We began this process with exploring materiality in relation to socio economic forces that guide its abundance, scarcity and wastage, leading us to understand the inherent paradoxes and perceptions that exist around marble.
The quarried marble block is dressed in a rectangular form to be cut into slices. These irregular blocks are usually the size of a room. These slices are typically used as slabs for flooring and wall-cladding. During this process, a lot of offcuts are thrown aside, with little or no value. These offcuts of marble formed the starting point for our tables. Most of these final forms are dictated by the size and shapes of the pieces we find. Apart from the size limitation, traditionally, the stones are preferred to be devoid of spots and blemishes. Even the patterns occurring in the stone are usable only if they are symmetrical for their commercial use. When we saw piles of discarded offcuts, we discovered a quarry of our own with the most beautiful patterns and spots.
Inspired by this undiluted beauty of the material and its sometimes wasteful abundance, we delved into refining wasted forms of stone to make assemblage studies. Contrasting geometries here explore tension between landscape and industry highlighting the quiet mechanism of joinery based on weight and gravity.

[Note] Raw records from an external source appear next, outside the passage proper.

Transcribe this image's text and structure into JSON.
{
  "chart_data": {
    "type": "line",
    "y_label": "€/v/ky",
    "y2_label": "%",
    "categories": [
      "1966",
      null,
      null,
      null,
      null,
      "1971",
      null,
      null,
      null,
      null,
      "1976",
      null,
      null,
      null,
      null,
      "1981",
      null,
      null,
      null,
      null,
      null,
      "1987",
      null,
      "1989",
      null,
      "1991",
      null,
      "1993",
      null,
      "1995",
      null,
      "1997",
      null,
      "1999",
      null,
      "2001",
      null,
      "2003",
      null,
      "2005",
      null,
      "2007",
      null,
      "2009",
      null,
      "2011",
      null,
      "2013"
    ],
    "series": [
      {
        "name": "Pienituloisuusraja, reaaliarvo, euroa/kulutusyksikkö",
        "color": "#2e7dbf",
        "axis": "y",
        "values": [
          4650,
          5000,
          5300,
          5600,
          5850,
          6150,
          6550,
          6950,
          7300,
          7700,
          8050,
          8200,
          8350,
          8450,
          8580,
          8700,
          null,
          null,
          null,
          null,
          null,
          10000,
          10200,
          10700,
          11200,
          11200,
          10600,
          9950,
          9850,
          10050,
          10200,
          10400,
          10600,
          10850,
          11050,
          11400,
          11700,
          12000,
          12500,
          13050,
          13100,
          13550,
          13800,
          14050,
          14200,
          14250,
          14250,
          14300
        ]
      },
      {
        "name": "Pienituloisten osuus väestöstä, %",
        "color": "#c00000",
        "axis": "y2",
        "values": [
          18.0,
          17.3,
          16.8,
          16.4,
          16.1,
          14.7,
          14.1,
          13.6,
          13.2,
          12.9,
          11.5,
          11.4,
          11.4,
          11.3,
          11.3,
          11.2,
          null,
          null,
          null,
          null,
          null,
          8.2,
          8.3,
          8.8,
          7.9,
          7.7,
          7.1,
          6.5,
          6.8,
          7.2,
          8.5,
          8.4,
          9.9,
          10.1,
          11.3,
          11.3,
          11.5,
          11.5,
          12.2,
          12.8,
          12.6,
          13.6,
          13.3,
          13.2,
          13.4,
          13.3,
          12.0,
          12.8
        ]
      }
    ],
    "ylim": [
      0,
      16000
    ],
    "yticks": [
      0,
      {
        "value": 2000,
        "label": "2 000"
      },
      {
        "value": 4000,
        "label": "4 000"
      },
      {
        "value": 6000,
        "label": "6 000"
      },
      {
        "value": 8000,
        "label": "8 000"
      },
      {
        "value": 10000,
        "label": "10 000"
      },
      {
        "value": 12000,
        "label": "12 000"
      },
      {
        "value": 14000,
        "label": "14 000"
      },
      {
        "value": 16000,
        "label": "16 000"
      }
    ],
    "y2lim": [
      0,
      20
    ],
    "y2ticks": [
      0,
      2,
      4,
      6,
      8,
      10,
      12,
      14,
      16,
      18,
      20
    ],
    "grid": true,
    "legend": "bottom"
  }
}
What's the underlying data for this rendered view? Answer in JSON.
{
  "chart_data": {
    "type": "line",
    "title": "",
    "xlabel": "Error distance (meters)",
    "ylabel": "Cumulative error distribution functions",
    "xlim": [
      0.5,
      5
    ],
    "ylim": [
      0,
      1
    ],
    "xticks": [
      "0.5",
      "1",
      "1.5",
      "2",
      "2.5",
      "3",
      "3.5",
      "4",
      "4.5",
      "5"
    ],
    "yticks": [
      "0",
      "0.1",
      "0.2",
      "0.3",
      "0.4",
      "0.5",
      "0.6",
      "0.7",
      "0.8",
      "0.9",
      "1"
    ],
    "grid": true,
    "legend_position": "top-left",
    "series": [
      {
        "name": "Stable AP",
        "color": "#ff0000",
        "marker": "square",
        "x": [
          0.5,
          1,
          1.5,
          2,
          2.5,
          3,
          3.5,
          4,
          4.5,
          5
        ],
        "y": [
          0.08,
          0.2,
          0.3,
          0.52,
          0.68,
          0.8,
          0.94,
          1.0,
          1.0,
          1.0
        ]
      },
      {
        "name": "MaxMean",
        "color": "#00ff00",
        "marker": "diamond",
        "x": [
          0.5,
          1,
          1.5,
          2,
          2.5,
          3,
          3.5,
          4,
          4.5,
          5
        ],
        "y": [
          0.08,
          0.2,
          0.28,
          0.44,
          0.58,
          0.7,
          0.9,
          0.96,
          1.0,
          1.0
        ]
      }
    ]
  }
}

The craft techniques in India are mostly studied from an exotic lens of decorative ornamentation. The marble craft is not just about the decoration but the building techniques used to build the temples and architectural monuments. We wanted to explore these alternate aspects of craft – the structure and mathematics of balance, building techniques on weight and gravity. All our tables use these principles of joinery; they are constructed rather assembled without the use of any adhesives or mortar.